Author Disclosures: W. Alsarhani:   None.  A. Almulhim:  None.   M. Alkhalifah:  None.  H. Kalantan:   None.


Abstract Body: 

Purpose:  This study aimed to review clinical features, causative organisms, complications, and outcome of bacterial keratitis cases at a tertiary eye hospital.   

Study Design:  A retrospective study was conducted on clinically diagnosed bacterial keratitis cases from 2007 to 2019.  Methods:  All cases included were cultured, and based on the result of the culture, cases were grouped into culture-positive and culture-negative cohorts. Poor outcome was flagged if any of the following was identified: final visual acuity (VA) worse than 20/200, decrease in VA (1 line or worse compared with presenting VA), corneal perforation, endophthalmitis, failed graft, or cases requiring enucleation or evisceration.  

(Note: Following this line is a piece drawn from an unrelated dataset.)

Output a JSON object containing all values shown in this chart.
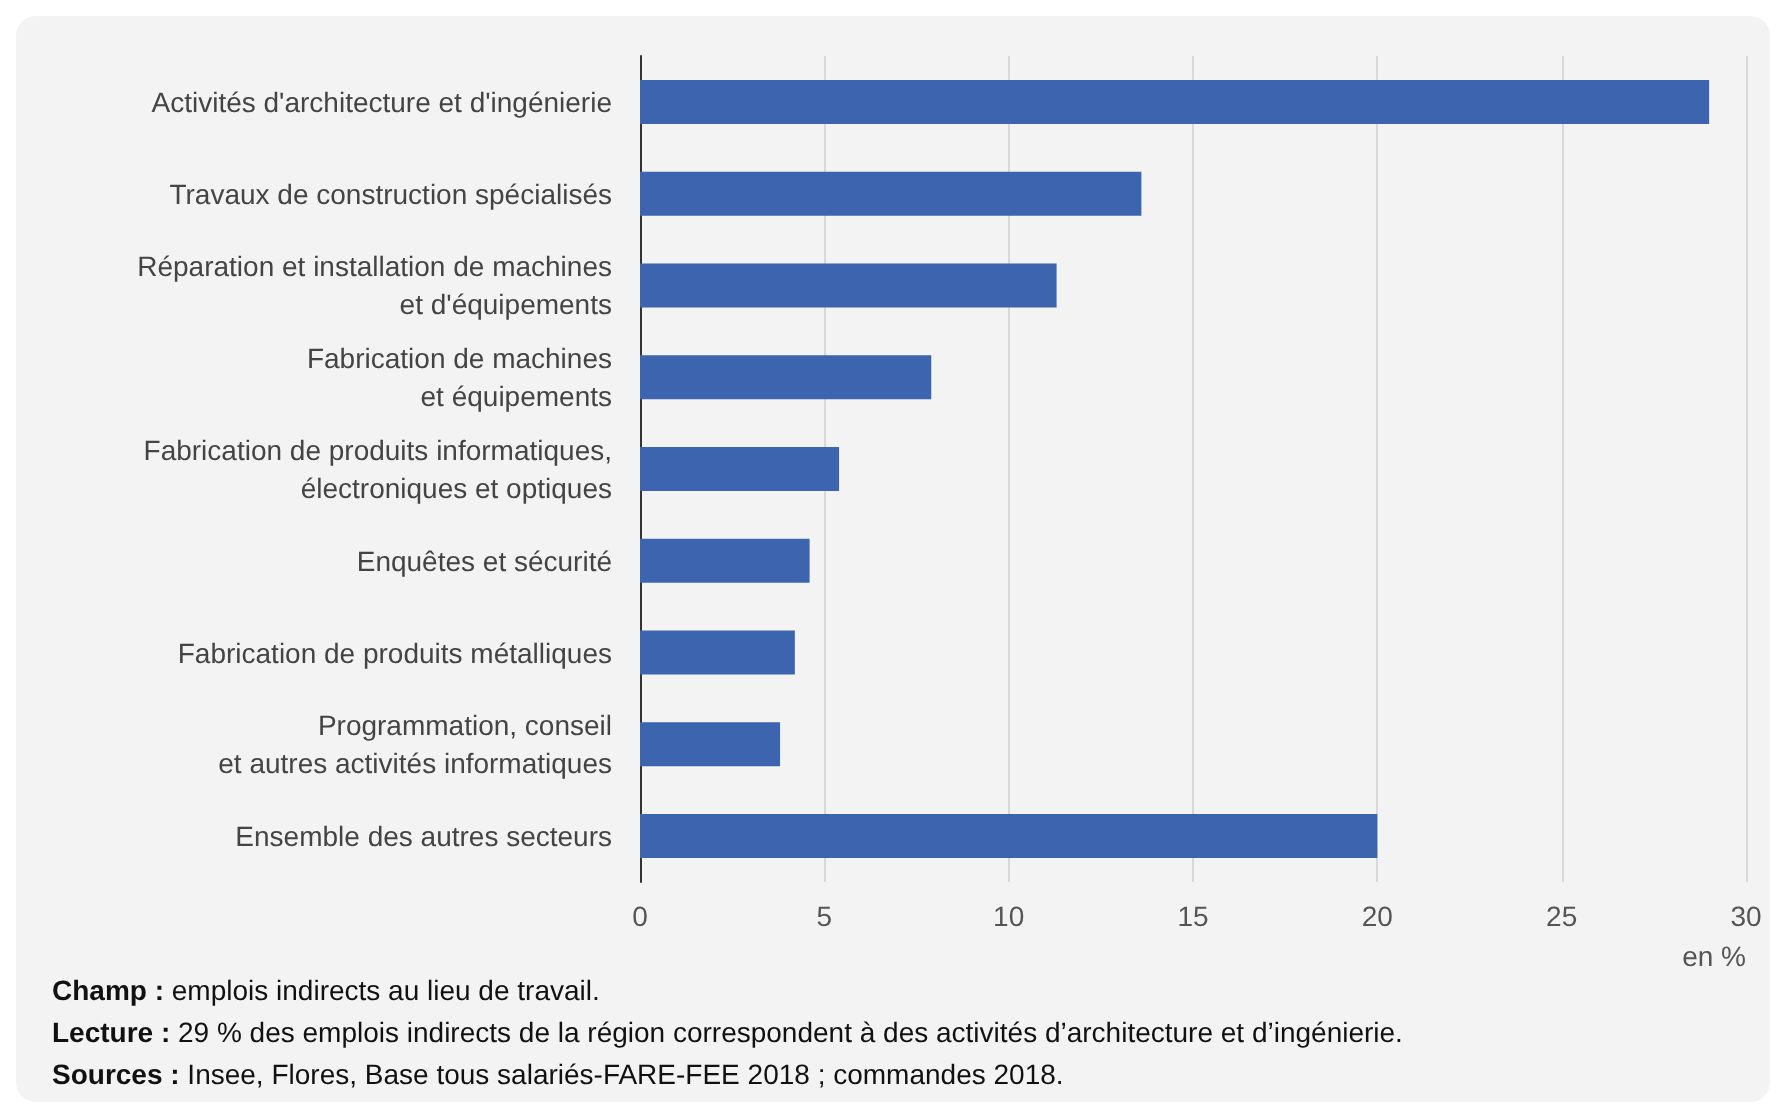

Results:   The study included 263 cases of bacterial keratitis with 169 cases (64.3%) of culture-positive bacterial keratitis. Gram-positive bacteria were found to be the causative organism in 106 cases (62.8%). The most common types were coagulase-negative staphylococci (23.1%) and Pseudomonas (23.1%). Culture-positive bacterial keratitis was associated with the development of anterior chamber reaction (≥ 1+) on multivariate analysis [adjusted odds ratio (OR): 3.03, confidence interval (CI): 1.23-7.45, P = 0.016]. The complications that occurred in the current cohort included visually significant scar (64.7%), perforation (10.8%), cataract (8.8%), nonhealing epithelial defects (8.0%), corneal neovascularization (4.9%), endophthalmitis (4.6%), and hypotony (1.5%). On multivariate analysis, diabetes mellitus (adjusted OR: 3.51, CI: 1.59-7.76, P = 0.002), poor presenting best-corrected VA (adjusted OR: 3.95, CI 1.96-7.96, P , 0.001), and positive cultures (adjusted OR: 2.36, CI: 1.11-5.00, P = 0.025) were associated with poor outcome.   

Conclusions:  Culture-negative keratitis had less severe infection and better outcomes when compared to culture-positive bacterial keratitis. Factors associated with poor outcome included diabetes, poor presenting VA, and positive cultures.